Clinical Implications
An overwhelming portion of the literature examined suggests a correlation between CVD and worsening prognosis for PD patients. PD patients either concurrently have or are at an increased risk for developing cardiovascular conditions such as heart failure, hypertrophic cardiomyopathy, and ECG abnormalities, such as AF. Additionally, neurodegeneration linked to PD can worsen cardiac regulation, as damage to the ANS can disrupt electrical conduction within the heart, affecting cardiac rhythm. The mechanism described above hinders adequate perfusion to the brain, further exacerbating an individual’s cognitive impairment. When either cardiovascular or neurological comorbidities remain unmanaged, patients face an increased risk of mortality.

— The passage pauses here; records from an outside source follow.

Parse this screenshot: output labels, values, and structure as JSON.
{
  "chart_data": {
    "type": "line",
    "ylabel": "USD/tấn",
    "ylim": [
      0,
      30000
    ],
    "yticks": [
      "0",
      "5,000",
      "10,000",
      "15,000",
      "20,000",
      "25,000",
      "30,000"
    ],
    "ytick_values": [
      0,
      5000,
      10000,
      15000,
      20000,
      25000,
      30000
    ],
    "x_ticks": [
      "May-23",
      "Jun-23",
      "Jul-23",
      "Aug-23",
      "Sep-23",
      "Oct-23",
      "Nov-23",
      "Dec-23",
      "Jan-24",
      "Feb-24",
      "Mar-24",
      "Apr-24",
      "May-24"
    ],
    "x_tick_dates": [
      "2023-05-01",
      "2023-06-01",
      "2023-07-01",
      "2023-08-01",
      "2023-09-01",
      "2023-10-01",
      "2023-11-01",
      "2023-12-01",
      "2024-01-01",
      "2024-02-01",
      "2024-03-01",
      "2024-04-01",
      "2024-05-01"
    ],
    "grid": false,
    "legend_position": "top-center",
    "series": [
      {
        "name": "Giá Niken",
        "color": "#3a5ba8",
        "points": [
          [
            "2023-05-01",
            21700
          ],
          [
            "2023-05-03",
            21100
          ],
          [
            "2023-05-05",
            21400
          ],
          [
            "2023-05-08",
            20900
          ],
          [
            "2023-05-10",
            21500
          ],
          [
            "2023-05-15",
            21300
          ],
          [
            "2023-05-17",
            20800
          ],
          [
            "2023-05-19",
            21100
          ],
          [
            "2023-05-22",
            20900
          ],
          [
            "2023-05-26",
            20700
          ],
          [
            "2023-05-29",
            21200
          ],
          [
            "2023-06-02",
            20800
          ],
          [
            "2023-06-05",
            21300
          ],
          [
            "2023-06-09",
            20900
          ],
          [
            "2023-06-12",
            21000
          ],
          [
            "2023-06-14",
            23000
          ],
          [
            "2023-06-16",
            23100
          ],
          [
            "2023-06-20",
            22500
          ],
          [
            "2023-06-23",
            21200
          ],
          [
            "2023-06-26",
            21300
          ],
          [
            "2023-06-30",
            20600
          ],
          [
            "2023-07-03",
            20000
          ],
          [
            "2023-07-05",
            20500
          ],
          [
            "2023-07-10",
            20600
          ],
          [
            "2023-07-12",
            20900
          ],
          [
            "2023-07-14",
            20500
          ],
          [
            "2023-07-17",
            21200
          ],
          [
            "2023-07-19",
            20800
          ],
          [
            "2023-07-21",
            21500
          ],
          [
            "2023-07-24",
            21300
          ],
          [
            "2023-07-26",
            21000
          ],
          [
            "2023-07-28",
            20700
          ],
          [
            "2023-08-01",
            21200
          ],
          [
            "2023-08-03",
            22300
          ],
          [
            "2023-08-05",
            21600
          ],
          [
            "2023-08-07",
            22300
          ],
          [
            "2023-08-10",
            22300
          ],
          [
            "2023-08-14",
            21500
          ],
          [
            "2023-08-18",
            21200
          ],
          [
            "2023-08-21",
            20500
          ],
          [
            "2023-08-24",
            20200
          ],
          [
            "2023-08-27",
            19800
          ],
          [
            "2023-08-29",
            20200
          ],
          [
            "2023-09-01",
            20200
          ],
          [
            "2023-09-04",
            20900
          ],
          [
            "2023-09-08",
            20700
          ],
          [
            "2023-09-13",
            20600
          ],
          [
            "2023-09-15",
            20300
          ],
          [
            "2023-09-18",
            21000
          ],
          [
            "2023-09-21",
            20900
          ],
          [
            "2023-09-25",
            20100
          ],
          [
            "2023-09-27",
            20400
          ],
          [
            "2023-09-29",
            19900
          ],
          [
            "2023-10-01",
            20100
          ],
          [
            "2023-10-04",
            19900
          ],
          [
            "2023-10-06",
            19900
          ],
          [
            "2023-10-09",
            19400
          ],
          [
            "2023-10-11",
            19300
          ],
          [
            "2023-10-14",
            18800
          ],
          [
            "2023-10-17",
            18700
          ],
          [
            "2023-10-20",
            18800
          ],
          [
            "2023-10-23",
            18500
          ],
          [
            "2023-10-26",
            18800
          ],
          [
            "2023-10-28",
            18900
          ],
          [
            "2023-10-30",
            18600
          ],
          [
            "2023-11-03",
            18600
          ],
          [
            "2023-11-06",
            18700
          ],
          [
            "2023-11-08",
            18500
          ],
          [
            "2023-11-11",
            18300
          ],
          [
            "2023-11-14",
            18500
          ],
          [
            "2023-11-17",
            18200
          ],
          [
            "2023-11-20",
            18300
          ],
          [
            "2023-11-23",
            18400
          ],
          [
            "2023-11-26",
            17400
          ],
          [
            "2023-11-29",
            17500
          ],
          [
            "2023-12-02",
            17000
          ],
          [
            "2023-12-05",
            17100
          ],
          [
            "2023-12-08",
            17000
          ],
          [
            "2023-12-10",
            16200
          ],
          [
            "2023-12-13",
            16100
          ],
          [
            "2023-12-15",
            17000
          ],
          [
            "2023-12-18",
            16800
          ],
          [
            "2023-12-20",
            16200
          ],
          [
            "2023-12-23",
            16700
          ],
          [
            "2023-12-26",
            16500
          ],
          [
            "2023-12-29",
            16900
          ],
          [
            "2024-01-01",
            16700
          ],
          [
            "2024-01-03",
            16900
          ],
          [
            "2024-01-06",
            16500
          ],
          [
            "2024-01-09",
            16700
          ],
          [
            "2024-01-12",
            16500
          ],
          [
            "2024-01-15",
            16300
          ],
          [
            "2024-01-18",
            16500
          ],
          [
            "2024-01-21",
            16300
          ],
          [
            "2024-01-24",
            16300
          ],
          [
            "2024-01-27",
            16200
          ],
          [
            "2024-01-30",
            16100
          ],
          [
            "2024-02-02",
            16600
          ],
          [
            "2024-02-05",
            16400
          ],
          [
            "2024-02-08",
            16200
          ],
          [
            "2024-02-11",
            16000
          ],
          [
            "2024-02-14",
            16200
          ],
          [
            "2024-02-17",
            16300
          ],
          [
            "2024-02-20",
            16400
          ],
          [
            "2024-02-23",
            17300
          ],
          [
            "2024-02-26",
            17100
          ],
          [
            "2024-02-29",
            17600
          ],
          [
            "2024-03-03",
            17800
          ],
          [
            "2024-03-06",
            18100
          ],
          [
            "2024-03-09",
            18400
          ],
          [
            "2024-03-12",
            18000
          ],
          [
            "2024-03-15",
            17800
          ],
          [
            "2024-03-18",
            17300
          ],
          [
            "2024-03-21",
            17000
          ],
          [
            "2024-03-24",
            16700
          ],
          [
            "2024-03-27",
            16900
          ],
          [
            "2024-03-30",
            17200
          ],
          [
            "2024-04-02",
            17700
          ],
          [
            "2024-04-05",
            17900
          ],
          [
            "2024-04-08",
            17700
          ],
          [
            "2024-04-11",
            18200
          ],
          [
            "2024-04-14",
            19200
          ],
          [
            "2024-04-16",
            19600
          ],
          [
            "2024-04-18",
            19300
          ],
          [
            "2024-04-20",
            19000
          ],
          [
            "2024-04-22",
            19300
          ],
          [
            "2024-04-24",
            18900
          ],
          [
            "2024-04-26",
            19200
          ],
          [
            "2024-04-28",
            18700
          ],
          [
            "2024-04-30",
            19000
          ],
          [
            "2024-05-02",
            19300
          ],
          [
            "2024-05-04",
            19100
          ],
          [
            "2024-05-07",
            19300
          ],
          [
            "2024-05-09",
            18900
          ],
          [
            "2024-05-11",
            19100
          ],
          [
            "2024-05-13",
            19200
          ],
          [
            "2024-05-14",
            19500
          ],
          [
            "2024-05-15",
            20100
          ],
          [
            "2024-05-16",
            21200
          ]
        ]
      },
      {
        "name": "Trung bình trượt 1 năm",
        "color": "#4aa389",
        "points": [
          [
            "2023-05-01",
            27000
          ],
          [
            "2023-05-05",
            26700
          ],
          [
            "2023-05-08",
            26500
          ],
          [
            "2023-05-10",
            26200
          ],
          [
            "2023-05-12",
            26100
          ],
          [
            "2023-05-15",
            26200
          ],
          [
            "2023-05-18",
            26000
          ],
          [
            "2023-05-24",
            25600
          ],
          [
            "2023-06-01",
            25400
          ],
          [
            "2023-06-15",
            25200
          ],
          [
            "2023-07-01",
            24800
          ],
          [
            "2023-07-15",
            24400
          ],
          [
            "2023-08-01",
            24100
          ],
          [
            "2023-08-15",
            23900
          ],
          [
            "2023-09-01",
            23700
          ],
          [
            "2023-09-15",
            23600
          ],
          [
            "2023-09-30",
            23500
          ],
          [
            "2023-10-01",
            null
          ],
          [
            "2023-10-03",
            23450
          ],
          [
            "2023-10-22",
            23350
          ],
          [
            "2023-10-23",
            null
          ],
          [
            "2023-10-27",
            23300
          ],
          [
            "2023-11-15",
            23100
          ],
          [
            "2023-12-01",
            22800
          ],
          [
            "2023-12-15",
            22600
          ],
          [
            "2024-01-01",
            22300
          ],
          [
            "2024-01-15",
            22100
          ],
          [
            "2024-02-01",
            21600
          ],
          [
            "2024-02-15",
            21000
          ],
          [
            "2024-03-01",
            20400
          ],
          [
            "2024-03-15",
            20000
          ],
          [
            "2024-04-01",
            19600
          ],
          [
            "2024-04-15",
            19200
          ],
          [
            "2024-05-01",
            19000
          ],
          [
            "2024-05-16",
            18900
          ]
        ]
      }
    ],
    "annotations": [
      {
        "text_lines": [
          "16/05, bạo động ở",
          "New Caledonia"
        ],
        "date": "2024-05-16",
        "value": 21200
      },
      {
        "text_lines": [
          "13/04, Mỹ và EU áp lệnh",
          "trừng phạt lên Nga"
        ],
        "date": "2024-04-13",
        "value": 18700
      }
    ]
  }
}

These findings suggest that a holistic approach to treatment may be beneficial for PD patients, addressing both the management of PD and associated comorbidities4. Managing risk factors such as diabetes and hypertension could be done earlier in a patient’s treatment to potentially manage cardiovascular and neurological status better. Cardiac assessments, such as monitoring ECG abnormalities or using the Head-up tilt test, could be utilized to prevent further complications and consequences. Clinicians should prioritize recognizing potential adverse reactions such as ECG abnormalities, arrhythmias, and increased risk for cardiac events when prescribing PD medications(10). Patients with both CVD and PD are likely to be on multiple medications. Therefore, side effects and drug interactions should be analyzed thoroughly. Outside the clinical setting, patients could be educated on lifestyle modification, such as getting adequate exercise and maintaining at-home blood pressure diaries to monitor their cardiovascular health, control PD progression, and maintain their independence in daily tasks(19).
Conclusion
This study aimed to examine the bilateral relationship between CVD and PD. Our findings included results concerning the link between CVD and PD mortality, cardiac dysfunction/heart failure, and blood pressure/cholesterol-increasing PD rates. Findings examining the link between CVD and PD mortality suggest that this relationship remains complex and multifaceted. Some studies support the conclusion that PD patients face an increased risk of cardiovascular mortality due to autonomic dysfunction and systemic inflammation; other studies suggest that PD serves as a protective factor against MI. Moreover, regarding cases of cardiac dysfunction and heart failure, symptoms of cognitive impairment, ANS malfunction, and motor symptoms were most commonly influenced. Cardiovascular issues were also observed to complicate the efficacy of PD treatment. Examination of the codependency between CVD risk factors such as blood pressure, cholesterol levels, and PD progression also occurred; the search strategy prompting these results employed databases such as PubMed and Google Scholar.
Additionally, stringent criteria were constituted to ascertain high-quality peer-reviewed studies. Our meta-analysis was limited to studies written in English, accessible within our departments, and ones that distinctly examined PD and CVD. Due to the inconclusive nature of our results, future research is necessary to refine clinical management and the use of biomarkers to predict disease progression and to find more evidence for conclusive CVD-PD comorbidity and risk factors. Ultimately, understanding the relationship between these two diseases will help clinicians improve early diagnosis, treatment strategies, and disease prognosis.